Minimize Attack Surface
- Install only necessary packages (50–100 vs. 500+ in stock Debian)
- Disable unused services
- Remove unnecessary kernel modules
Least Privilege
- Run applications as dedicated non-root users
- Use Linux capabilities for specific privileges
- Implement AppArmor or SELinux for mandatory access control
Defense in Depth
- Configure firewalls even on "trusted" networks
- Use read-only root filesystems
- Encrypt sensitive data at rest
- Implement secure boot
Kernel Hardening
- Enable ASLR, stack protection, and other security features
- Restrict kernel features after boot
- Use seccomp to limit system calls
Network Security
- Strong authentication (SSH keys, certificates)
- Encrypt all communications
- Network segmentation for IoT devices
OpenBSD vs. Hardening
The key difference: OpenBSD ships hardened by default. Linux distributions start general-purpose — you must harden them. OpenBSD leaves less room for configuration mistakes, but Linux gives you the flexibility and hardware support needed for most embedded work.
Where BSD Makes Sense for IoT/Embedded
Despite limitations, BSD has viable embedded use cases:
Gateway/Edge Devices — If building on x86/x64 or well-supported ARM, OpenBSD offers excellent security for aggregation points.
Industrial Controllers — x86/x64 embedded systems benefit from OpenBSD's security and stability for long-lived equipment.
Backend Infrastructure — Servers collecting IoT data can absolutely run BSD with security advantages.
Exploration and Learning — NetBSD's portability focus offers valuable lessons in embedded systems design.
My Takeaway
For IoT/embedded work, hardened Linux (particularly Debian, given my background) remains the practical choice. Hardware support, vendor BSPs, and ecosystem advantages are simply too significant to ignore.
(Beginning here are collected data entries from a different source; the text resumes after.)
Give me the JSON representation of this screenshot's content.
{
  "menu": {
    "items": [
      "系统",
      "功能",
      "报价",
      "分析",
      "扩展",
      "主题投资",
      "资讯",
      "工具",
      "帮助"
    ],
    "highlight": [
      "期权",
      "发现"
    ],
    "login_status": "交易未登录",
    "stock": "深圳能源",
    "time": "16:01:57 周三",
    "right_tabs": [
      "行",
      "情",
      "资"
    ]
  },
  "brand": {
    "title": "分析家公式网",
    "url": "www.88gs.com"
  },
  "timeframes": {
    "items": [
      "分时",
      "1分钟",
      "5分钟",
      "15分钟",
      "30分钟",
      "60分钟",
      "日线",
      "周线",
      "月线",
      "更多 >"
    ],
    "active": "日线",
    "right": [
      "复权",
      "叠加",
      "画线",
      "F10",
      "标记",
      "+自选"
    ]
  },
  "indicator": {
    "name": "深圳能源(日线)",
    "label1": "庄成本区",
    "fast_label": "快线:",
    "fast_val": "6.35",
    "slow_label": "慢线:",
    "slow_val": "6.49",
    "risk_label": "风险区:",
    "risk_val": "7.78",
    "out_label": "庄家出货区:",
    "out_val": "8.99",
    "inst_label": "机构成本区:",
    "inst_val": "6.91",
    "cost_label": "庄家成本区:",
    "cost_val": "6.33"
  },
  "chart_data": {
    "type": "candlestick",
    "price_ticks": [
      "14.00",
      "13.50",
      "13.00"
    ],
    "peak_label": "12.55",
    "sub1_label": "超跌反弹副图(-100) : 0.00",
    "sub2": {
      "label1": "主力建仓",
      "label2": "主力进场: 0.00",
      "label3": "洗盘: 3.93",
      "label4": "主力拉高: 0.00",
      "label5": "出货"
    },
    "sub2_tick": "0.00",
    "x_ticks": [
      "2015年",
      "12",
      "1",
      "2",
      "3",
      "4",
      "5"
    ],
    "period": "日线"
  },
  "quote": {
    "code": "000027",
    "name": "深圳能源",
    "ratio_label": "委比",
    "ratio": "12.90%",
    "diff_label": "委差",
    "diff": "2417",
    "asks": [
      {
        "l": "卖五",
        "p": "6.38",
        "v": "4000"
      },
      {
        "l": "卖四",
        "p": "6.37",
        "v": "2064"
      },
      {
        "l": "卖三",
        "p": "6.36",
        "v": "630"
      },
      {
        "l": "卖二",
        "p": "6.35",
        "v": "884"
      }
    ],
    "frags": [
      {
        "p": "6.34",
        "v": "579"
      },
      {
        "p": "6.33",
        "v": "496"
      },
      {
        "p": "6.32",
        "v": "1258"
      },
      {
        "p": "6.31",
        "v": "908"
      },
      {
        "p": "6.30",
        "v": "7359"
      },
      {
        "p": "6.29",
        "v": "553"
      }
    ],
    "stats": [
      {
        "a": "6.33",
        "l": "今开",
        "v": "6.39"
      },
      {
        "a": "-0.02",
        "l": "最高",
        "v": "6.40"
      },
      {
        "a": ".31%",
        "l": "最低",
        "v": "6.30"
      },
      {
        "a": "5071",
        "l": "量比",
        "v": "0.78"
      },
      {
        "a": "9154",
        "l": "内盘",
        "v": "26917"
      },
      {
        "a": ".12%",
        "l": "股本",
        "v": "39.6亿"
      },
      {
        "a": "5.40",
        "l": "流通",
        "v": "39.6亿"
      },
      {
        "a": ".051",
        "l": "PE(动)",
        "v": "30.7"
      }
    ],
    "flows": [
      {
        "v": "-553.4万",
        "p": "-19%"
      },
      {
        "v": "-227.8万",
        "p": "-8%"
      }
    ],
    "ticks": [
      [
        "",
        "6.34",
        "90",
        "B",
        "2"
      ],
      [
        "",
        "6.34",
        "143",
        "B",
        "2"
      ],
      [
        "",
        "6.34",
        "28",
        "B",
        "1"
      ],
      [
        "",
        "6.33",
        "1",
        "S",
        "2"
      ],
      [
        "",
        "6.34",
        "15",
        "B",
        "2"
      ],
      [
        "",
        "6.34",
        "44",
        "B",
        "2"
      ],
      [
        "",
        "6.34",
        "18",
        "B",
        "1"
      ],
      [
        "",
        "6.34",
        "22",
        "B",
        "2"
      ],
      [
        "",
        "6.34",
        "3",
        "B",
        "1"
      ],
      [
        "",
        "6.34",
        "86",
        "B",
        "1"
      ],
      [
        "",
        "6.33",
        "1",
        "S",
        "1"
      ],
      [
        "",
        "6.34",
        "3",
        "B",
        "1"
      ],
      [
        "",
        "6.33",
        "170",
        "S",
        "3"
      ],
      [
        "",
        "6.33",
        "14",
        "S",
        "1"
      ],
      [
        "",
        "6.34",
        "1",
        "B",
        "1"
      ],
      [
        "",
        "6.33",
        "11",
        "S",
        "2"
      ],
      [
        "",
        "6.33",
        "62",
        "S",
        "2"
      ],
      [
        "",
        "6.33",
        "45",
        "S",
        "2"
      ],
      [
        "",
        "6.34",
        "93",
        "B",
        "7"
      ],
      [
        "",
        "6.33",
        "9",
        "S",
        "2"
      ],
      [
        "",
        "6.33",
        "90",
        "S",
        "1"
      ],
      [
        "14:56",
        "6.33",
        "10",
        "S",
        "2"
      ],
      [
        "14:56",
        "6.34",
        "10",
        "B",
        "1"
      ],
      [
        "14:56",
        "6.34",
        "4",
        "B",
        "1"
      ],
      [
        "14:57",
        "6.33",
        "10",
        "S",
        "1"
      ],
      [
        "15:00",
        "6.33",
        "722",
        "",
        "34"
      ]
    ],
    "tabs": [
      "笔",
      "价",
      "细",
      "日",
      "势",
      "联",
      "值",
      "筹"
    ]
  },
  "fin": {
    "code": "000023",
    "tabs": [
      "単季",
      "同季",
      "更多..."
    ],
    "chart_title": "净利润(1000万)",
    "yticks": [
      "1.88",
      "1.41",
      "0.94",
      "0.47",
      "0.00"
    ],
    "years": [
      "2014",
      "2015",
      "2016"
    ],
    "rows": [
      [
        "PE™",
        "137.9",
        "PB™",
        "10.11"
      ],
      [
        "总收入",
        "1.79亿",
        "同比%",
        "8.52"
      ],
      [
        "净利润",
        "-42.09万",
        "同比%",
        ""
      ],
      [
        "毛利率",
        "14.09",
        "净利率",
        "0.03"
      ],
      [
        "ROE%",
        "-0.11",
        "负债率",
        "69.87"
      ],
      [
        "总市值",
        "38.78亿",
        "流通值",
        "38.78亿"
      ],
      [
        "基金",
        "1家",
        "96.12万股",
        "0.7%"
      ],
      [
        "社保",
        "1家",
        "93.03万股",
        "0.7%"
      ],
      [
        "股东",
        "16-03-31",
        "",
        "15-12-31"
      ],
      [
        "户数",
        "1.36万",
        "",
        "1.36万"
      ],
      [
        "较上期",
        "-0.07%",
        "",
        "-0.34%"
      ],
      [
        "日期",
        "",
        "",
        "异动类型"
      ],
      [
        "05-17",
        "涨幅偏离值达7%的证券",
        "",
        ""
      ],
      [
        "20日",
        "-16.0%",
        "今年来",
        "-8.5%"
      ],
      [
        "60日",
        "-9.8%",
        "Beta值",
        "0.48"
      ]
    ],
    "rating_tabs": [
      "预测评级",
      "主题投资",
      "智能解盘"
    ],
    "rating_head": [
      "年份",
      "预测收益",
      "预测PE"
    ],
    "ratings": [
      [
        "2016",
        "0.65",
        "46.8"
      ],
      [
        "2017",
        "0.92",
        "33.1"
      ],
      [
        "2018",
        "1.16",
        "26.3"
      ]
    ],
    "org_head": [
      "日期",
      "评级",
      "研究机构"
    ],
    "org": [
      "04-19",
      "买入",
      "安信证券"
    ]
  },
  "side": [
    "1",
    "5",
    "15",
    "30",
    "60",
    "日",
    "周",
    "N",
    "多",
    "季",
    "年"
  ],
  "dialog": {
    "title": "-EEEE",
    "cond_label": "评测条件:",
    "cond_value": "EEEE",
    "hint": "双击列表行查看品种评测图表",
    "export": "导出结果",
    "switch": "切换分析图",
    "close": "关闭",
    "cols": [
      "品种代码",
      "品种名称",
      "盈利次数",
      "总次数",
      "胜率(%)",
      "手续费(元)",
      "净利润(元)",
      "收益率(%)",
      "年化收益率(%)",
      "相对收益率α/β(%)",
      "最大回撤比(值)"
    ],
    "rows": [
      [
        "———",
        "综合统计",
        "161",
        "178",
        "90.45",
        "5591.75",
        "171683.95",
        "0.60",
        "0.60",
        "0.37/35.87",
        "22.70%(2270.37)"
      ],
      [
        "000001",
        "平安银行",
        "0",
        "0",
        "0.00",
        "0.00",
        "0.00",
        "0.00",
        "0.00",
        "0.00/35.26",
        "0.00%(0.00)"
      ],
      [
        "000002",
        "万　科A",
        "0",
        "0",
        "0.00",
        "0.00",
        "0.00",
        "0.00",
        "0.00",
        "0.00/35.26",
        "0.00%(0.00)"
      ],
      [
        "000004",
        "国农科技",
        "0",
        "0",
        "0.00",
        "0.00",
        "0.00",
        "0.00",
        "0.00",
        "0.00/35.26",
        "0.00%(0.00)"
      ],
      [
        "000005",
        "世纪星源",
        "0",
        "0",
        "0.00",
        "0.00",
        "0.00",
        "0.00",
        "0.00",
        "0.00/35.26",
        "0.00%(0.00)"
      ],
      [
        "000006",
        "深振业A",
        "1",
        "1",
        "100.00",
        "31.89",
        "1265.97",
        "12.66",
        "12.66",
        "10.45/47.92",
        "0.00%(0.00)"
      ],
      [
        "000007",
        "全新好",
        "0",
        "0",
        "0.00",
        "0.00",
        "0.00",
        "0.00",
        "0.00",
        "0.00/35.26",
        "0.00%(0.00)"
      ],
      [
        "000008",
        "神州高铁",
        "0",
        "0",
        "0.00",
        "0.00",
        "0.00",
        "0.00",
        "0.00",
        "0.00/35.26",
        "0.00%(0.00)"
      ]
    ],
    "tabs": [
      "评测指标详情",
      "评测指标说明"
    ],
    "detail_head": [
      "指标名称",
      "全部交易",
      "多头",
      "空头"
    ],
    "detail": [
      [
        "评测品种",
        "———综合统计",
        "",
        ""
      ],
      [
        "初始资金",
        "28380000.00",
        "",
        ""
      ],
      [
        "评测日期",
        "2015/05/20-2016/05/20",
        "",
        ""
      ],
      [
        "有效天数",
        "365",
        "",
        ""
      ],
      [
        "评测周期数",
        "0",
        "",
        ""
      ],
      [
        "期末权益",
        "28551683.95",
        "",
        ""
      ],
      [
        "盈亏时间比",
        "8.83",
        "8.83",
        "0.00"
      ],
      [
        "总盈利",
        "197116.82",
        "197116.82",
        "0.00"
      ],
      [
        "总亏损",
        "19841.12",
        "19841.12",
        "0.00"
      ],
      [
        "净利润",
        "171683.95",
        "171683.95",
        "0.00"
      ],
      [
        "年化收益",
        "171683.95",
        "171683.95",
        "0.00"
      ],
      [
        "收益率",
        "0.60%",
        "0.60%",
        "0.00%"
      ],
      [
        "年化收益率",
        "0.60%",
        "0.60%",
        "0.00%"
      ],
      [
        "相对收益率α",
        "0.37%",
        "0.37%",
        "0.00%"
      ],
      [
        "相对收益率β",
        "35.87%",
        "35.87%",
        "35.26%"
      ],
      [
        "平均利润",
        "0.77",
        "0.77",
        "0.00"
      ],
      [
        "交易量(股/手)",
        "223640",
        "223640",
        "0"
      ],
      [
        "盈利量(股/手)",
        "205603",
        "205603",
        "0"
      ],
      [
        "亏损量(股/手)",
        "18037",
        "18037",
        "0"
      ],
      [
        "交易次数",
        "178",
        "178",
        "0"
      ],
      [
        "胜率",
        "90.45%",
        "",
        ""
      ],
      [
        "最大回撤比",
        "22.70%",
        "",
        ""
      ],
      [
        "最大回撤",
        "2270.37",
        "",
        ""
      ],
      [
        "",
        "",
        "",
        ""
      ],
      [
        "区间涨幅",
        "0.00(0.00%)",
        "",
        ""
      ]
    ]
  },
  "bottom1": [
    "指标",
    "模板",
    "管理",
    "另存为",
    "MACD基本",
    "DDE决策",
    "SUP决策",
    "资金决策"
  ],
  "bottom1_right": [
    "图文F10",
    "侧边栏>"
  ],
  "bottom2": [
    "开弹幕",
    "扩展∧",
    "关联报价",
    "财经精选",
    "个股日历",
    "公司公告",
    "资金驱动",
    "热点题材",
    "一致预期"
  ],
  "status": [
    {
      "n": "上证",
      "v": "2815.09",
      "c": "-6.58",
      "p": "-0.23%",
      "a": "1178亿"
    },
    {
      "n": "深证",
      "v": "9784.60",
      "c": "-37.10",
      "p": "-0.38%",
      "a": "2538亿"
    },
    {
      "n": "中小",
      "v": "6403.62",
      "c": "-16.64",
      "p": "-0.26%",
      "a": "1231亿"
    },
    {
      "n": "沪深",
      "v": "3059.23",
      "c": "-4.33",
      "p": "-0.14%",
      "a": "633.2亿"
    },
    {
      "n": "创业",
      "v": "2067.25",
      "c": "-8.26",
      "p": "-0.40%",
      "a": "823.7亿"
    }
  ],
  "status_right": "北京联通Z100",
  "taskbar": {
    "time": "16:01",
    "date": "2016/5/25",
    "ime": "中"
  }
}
However, exploring BSD systems taught me:
- Security by design is a matter of discipline — OpenBSD's approach informs better practices regardless of OS choice
- Integrated systems have advantages — BSD's cohesive development model offers lessons for embedded systems architecture
- Hardening is essential — Understanding and implementing proper system hardening is critical for IoT security
- Trade-offs are real — Every architectural choice involves balancing security, compatibility, support, and complexity
If you're in embedded/IoT, I'd recommend:
- Stay with Linux for hardware compatibility
- Learn hardening principles (BSD is a great teacher here)
- Standardize your hardening approach across projects
- Consider BSD for specific use cases where hardware support aligns
The best security comes not from switching operating systems, but from understanding security principles deeply and applying them consistently — regardless of your platform choice.
What's your experience with BSD or system hardening in embedded applications? I'd love to hear perspectives from others working in this space.